Treasure Island Installs Beach Trash Bag Dispensers To Reduce Litter

Treasure Island set up two trash bag dispensers on its beaches. Free bags await visitors. The pilot program launched before spring break to combat waste accumulation at spots where garbage…

Photo: Visit St. Pete/Clearwater

Treasure Island set up two trash bag dispensers on its beaches. Free bags await visitors. The pilot program launched before spring break to combat waste accumulation at spots where garbage piles up without convenient disposal.

The dispensers sit near Sunset Vista Trailhead Park and by Caddy's. Beachgoers can snag a bag on their way to the sand, fill it with refuse, then toss it into a city bin when they leave.

"Basically, there are a few hotspots in the city where we were seeing an accumulation of trash without a lot of options to dispose of their trash conveniently," Paul Cardamon, GIS administrator and sustainability coordinator for Treasure Island, said, according to FOX 13.

The city hurried to get both dispensers installed right before the spring break rush hit. Officials worked with the Treasure Island Adopt-A-Beach program to set up the stations. Volunteers refill the bags once they run out. The program just entered its first month.

The Surfrider Foundation, a national environmental nonprofit, reports they have picked up more than 9,000 pounds of trash at cleanups this year. That includes Florida sites. Most debris is plastic, according to their data.

Sherry Knowles winters in the area. She's an Iowa resident who volunteers with cleanup crews. Crews collect hundreds of pounds of trash once or twice a month, she said.

"Still a lot of straws and stuff like that that people don't see and don't pick up," Knowles told FOX 13 on Tuesday.

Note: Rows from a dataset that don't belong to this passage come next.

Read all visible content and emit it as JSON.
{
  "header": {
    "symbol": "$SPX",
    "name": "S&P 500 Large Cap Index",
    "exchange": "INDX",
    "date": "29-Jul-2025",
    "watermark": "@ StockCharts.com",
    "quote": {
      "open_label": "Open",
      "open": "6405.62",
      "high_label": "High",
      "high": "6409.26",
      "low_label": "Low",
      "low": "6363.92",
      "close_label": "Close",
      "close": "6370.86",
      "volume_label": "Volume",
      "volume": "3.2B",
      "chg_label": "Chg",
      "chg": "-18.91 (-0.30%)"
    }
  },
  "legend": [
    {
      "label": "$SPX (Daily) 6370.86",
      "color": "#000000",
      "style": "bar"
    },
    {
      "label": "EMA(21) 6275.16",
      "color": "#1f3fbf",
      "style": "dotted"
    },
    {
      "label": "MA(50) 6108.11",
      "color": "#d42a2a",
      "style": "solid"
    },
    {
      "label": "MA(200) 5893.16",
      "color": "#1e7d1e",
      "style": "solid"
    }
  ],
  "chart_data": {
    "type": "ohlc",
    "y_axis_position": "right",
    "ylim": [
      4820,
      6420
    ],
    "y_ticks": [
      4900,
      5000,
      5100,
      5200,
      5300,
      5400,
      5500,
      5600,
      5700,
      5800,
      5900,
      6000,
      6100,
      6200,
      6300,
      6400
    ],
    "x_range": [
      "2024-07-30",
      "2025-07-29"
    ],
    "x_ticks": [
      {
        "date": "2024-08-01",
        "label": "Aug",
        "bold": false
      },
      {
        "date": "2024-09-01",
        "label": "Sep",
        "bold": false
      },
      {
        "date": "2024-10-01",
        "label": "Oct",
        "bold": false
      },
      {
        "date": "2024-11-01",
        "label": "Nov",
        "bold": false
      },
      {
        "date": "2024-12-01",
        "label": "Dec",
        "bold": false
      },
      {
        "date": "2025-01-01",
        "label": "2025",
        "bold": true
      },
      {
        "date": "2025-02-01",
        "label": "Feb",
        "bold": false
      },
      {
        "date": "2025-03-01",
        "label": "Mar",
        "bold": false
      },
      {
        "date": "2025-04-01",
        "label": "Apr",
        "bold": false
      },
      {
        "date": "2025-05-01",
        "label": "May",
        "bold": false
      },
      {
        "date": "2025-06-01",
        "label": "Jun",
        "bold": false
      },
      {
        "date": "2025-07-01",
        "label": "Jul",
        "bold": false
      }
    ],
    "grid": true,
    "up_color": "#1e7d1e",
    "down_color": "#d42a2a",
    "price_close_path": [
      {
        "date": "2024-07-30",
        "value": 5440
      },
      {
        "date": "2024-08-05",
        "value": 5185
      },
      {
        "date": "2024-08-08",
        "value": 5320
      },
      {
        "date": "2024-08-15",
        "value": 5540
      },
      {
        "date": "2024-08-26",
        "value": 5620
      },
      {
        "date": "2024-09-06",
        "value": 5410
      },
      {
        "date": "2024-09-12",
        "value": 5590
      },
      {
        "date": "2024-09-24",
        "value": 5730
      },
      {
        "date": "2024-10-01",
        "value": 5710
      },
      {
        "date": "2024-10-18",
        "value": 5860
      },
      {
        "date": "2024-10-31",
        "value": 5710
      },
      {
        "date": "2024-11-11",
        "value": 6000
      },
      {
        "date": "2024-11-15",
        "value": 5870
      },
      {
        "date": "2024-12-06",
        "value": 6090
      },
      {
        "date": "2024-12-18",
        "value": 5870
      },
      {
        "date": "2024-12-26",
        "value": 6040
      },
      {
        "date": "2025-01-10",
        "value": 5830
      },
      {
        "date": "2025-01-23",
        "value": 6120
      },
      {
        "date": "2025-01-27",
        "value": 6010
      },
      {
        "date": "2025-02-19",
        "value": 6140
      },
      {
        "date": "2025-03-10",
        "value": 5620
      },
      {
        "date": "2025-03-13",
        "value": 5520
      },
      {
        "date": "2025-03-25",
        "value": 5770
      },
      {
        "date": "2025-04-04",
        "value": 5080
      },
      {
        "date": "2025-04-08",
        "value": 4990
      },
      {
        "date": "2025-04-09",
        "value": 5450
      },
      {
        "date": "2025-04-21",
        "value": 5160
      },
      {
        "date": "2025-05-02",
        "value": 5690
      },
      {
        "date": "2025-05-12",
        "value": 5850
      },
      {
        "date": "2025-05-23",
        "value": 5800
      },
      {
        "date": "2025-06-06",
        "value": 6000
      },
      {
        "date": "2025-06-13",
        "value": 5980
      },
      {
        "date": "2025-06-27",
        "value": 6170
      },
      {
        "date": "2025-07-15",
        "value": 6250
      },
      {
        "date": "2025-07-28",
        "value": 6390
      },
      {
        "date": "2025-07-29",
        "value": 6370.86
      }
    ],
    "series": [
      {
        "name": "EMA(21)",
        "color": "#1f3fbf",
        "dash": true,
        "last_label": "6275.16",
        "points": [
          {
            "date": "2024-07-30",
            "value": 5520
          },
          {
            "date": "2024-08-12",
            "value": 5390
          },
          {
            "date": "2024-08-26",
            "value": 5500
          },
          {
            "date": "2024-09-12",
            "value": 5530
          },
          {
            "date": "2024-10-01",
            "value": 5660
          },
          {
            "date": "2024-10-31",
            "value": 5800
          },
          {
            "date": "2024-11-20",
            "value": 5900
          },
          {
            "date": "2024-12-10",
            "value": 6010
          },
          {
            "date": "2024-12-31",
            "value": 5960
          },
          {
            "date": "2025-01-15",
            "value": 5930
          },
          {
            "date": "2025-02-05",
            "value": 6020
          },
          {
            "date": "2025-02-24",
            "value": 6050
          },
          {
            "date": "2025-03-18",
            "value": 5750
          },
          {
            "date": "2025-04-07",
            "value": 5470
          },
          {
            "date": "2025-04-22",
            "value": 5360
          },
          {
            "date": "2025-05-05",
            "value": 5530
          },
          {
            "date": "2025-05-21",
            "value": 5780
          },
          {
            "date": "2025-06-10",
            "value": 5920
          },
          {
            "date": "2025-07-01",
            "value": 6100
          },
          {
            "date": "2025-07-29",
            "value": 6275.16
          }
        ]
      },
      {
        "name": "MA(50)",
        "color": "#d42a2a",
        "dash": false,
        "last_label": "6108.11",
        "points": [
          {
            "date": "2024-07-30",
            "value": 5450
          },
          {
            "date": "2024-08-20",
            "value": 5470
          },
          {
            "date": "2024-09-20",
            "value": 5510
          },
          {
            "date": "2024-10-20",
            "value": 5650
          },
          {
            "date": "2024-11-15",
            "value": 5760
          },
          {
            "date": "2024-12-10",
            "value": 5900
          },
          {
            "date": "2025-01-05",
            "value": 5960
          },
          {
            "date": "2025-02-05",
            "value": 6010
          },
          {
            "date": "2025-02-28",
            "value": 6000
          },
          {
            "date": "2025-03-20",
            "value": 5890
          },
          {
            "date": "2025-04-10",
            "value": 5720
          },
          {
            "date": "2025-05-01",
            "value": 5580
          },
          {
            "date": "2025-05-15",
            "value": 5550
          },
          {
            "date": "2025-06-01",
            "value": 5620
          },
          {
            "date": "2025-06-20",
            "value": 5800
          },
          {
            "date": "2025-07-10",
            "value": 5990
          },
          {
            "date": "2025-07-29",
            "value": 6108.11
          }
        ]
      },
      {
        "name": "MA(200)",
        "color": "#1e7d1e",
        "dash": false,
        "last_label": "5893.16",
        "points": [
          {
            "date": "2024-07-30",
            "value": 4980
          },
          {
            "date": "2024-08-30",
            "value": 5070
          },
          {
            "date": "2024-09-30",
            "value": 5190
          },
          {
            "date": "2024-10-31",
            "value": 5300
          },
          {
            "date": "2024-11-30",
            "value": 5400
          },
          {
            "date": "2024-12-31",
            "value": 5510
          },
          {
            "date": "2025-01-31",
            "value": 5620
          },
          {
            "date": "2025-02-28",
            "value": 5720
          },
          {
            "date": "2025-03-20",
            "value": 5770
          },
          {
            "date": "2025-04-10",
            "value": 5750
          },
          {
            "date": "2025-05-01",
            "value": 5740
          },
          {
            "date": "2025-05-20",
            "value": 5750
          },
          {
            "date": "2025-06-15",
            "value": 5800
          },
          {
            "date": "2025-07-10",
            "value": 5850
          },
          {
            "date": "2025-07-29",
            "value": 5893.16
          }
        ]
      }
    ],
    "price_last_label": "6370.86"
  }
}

An online tool created by the Ocean Conservancy shows that tossing out a plastic bottle with its cap, plus a cup, plate, and food container the right way, can save one sea turtle and one seabird.

Cardamon said the pilot program has worked well so far. The city hasn't gotten complaints about trash cans overflowing or waste on the beach since spring break started.

"We were getting like 1,000 people, and the beaches were just trashed," Cardamon said, according to Bay News 9. "We were trying to think of solutions of how can we reduce the amount of trash on the beach."

Officials hope to add more free trash bag stands to other stretches of coastline.